Important elements to consider before starting a PSAP application

In order to become PSAP Approved, schools must provide evidence that they meet 10 Educational Standards.
In addition, before approving a teacher training program, the application reviewers analyze various procedures a school should have.
Below is a summary of important elements you should consider before starting a PSAP application. 
1. Practical hours:
These hours refer to the time students spend practicing Pilates exercises (on their own or by taking classes), observing teachers and practice teaching. 
Supervision: Student supervision is an important element of a program. Students need to be guided, corrected and supported throughout the program. Supervision is especially crucial at the beginning of the program; the less experienced a student is, the more present the teacher trainer should be. There can be various levels of supervision: a teacher trainer can give one on one feedback, oversee a group or simply be present in the room while students practice. 
While supervision for self-practice hours is important (students need some guidance to master the exercises), it is imperative to offer directions to students who practice teach. The safety of both the "client" and the student is at stake and students will need the teacher trainer's help for equipment setting, cueing, corrections and modifications. 
Students can practice teach on their own once they are experienced enough. As a guideline, at least 50% of the practice teaching hours should be supervised. Furthermore, "clients" need to be aware that the person teaching them is still in training.
Location: Because students need to make sense of what they learn, observe and experience, it is crucial to ensure the continuity of the philosophy of the program. Students should do the majority of their practical hours at the school they are enrolled in. Students should interact with teacher trainers who share a same vision, mission, goals and educational approach.
A school may decide to offer alternative locations to their students for some of the practical hours. In that case, the school becomes responsible for establishing parameters to ensure the continuity of the program. The alternative location must have a similar way of teaching and supervising students. The school is also responsible for establishing a system to monitor student progress during practical hours. A school could for example offer its students the option to work with one of its graduates. 
Fees: As per US norms for vocational schools, students cannot be paid for their practice teaching hours. The school can charge clients a fee to cover expenses such as electricity but this money cannot go to students. 
On the other hand, if the school charges its student a fee for self-practice hours (to access the studio or because students are required to take a certain number of lessons), for observation hours or for practice-teaching hours, all costs must be explained in the school catalog and in the enrollment agreement. 
2. Costs:
Transparency is one of the most important elements promoted by PSAP. Schools that wish to become PSAP Approved must disclose all costs associated with a teacher training program. This includes (but is not limited to) the application fee (if any), the registration fee (if any), the costs associated with the pre-requisites (if any), the tuition, the costs of the books, the exam fees and the costs associated with practical hours (price for required lessons, if any, and studio access fee, if any).
PSAP Approved Schools are also required to give the total price of their comprehensive program (the addition of all the costs listed above and any other fees students must pay).
3. Terminology:
Schools that wish to become PSAP Approved are asked to provide a description of their program. In an effort to promote transparency and clarity of information, the Pilates School Approval Program asks schools to avoid terms that cannot be defined objectively. "True" or "authentic" are for example words that should not be used as there is no point of reference to define authenticity in the context of teaching Pilates.
Terms such as "Master teacher" or "Classical Pilates" are acceptable if clearly defined. 
4. CEC requirement to maintain a certificate:

Schools provide education to students to graduate with a diploma or certificate. Diplomas or certificates do not need to be renewed, unlike a certification. Clarifying the function of a school vs the function of a certification program is a major priority for the PMA, PSAP, and the National Pilates Certification Program. Therefore, PSAP cannot approve a school that requires CECs (Continuing Education Credits) of its graduates to sustain their graduate status. This is a norm for schools of all kinds. 
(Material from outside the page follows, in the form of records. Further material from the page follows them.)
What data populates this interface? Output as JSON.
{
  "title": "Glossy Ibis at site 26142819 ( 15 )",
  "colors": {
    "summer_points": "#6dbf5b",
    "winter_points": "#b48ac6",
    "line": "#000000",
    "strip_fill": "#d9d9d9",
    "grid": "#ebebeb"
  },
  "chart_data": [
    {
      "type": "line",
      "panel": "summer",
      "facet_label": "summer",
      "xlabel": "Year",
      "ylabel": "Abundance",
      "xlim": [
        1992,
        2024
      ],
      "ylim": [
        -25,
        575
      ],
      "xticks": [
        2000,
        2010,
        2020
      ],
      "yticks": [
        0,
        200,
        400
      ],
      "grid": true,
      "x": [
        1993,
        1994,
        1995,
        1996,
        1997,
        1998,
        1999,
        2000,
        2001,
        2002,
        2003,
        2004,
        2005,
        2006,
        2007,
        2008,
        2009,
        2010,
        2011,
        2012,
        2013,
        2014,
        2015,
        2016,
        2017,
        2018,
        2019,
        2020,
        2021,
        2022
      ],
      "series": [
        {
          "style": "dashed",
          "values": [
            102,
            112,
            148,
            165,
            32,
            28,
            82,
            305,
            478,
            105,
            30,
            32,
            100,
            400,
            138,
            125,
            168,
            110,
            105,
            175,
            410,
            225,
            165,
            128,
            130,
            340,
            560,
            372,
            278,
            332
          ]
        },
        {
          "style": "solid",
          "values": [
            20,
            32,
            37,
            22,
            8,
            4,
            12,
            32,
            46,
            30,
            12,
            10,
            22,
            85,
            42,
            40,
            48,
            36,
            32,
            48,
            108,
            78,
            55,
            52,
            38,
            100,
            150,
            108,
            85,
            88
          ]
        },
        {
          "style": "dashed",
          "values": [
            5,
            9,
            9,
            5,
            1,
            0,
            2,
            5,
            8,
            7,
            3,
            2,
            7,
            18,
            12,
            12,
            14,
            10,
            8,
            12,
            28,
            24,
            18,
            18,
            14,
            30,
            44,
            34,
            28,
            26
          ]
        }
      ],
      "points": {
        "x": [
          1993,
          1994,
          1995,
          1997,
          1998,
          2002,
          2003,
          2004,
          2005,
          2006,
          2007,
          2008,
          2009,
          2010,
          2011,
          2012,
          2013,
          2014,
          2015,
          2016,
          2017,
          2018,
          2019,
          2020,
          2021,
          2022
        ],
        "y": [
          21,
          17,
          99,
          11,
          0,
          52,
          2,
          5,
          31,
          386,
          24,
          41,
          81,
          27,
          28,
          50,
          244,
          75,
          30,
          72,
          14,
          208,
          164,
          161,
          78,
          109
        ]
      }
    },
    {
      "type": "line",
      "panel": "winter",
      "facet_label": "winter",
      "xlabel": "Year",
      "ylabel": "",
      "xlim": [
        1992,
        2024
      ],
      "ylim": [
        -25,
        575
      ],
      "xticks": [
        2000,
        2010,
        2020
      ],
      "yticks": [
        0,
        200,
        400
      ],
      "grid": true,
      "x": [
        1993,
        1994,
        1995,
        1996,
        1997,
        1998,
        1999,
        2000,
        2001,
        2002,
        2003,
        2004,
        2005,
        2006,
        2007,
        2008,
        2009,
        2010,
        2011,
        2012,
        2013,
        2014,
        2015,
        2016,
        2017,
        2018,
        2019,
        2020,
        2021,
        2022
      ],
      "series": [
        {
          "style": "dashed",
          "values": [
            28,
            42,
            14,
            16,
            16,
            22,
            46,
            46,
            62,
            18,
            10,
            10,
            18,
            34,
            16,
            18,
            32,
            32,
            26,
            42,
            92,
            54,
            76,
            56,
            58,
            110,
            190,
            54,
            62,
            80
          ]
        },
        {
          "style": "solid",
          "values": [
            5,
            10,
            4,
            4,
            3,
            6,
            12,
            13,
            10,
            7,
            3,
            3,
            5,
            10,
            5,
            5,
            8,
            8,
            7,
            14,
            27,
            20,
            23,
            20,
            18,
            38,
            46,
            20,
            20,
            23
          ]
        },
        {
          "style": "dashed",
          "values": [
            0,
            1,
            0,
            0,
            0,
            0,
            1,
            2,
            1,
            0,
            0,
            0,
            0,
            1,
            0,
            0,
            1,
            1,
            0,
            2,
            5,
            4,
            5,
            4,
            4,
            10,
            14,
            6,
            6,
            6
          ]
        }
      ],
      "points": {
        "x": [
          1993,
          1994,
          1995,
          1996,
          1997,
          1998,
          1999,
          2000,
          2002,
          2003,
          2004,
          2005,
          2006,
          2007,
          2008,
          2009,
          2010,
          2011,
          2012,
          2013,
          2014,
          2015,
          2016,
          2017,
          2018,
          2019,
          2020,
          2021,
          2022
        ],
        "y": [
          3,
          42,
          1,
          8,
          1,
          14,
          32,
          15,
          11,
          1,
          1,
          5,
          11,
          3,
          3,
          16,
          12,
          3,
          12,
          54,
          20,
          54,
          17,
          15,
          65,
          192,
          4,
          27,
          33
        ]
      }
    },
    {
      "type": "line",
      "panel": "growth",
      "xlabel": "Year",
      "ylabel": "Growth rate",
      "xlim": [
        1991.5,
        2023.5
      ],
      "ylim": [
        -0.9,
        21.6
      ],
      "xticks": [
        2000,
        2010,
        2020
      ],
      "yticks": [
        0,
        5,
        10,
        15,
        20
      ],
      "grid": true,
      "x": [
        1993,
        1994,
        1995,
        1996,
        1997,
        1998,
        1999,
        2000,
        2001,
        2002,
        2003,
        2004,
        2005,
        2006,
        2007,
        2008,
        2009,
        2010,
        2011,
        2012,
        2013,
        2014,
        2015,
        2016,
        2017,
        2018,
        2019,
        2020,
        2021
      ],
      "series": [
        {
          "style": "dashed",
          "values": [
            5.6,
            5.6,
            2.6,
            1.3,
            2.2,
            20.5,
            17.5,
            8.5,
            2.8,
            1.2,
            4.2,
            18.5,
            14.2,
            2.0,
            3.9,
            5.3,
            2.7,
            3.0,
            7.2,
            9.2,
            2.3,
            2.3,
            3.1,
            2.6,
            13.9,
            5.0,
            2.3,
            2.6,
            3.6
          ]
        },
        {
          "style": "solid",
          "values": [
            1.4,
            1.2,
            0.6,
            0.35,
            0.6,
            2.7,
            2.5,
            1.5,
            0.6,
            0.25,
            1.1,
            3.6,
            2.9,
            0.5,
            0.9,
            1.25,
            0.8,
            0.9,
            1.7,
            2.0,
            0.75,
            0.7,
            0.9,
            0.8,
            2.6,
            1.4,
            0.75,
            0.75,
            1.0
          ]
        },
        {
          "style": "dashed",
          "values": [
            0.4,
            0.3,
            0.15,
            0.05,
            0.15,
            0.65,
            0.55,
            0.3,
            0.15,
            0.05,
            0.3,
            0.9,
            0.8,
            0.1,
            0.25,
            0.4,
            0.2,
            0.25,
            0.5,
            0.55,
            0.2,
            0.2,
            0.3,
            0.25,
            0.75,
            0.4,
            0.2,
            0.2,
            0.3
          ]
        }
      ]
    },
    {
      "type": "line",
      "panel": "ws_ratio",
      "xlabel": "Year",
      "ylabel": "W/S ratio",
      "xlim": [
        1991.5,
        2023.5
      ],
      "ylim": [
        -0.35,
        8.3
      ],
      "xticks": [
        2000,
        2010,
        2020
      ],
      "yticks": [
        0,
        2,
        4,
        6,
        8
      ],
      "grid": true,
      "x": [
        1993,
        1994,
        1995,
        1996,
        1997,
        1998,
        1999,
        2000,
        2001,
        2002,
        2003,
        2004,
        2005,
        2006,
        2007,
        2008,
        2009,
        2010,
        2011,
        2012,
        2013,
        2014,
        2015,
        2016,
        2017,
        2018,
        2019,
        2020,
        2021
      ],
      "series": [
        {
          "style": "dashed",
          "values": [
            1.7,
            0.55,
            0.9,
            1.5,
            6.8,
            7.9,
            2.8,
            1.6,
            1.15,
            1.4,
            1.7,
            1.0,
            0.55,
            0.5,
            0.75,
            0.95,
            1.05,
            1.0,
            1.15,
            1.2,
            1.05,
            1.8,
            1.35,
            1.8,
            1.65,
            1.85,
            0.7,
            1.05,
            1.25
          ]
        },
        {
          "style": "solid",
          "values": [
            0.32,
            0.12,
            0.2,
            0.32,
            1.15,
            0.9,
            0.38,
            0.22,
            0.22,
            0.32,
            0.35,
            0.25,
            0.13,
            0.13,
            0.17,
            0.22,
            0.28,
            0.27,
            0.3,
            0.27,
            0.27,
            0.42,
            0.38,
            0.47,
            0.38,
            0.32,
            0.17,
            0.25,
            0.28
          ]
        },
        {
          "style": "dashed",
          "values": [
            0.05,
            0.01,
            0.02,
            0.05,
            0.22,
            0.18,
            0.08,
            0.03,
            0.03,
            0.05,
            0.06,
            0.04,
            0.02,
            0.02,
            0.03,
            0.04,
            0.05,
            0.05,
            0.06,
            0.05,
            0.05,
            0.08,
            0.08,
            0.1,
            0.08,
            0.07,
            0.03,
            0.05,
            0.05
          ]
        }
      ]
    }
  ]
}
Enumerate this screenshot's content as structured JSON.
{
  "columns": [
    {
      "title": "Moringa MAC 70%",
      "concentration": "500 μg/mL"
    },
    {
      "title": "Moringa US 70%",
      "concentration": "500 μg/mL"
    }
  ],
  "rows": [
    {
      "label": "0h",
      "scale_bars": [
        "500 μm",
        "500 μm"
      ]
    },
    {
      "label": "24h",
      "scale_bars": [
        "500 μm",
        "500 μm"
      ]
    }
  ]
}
Schools are welcome to  build a culture that promotes and encourages a continuing education process and supports the values of the PSAP and NPCP. Schools can encourage the CEC process within their program but cannot require their graduates to produce CECs or lose their graduate status.

5. Refund policy:
Schools that wish to become PSAP Approved must have a refund policy in place. If the school is licensed by the state, the school must use the refund policy required by the state. If the school is not state licensed, the PSAP refund policy must be adopted:
"If the student leaves having completed 10% or less of the program, the refund is 90% less the cancellation charge; if the student leaves having completed 25% or less of the program, the refund is 75% less the cancellation charge; if the student leaves having completed between 25% and 50% of the program, the refund is 50% less the cancellation charge; if the student leaves after 50% of the program, there is no refund."
6. If the school offers more than one program:
Some schools might offer more than one program (variations of the comprehensive program, programs on one piece of apparatus or workshops). Schools going through the application process are only applying to have one comprehensive program approved. Prospective students must be made aware that the other trainings offered by the school have not been reviewed by the PSAP.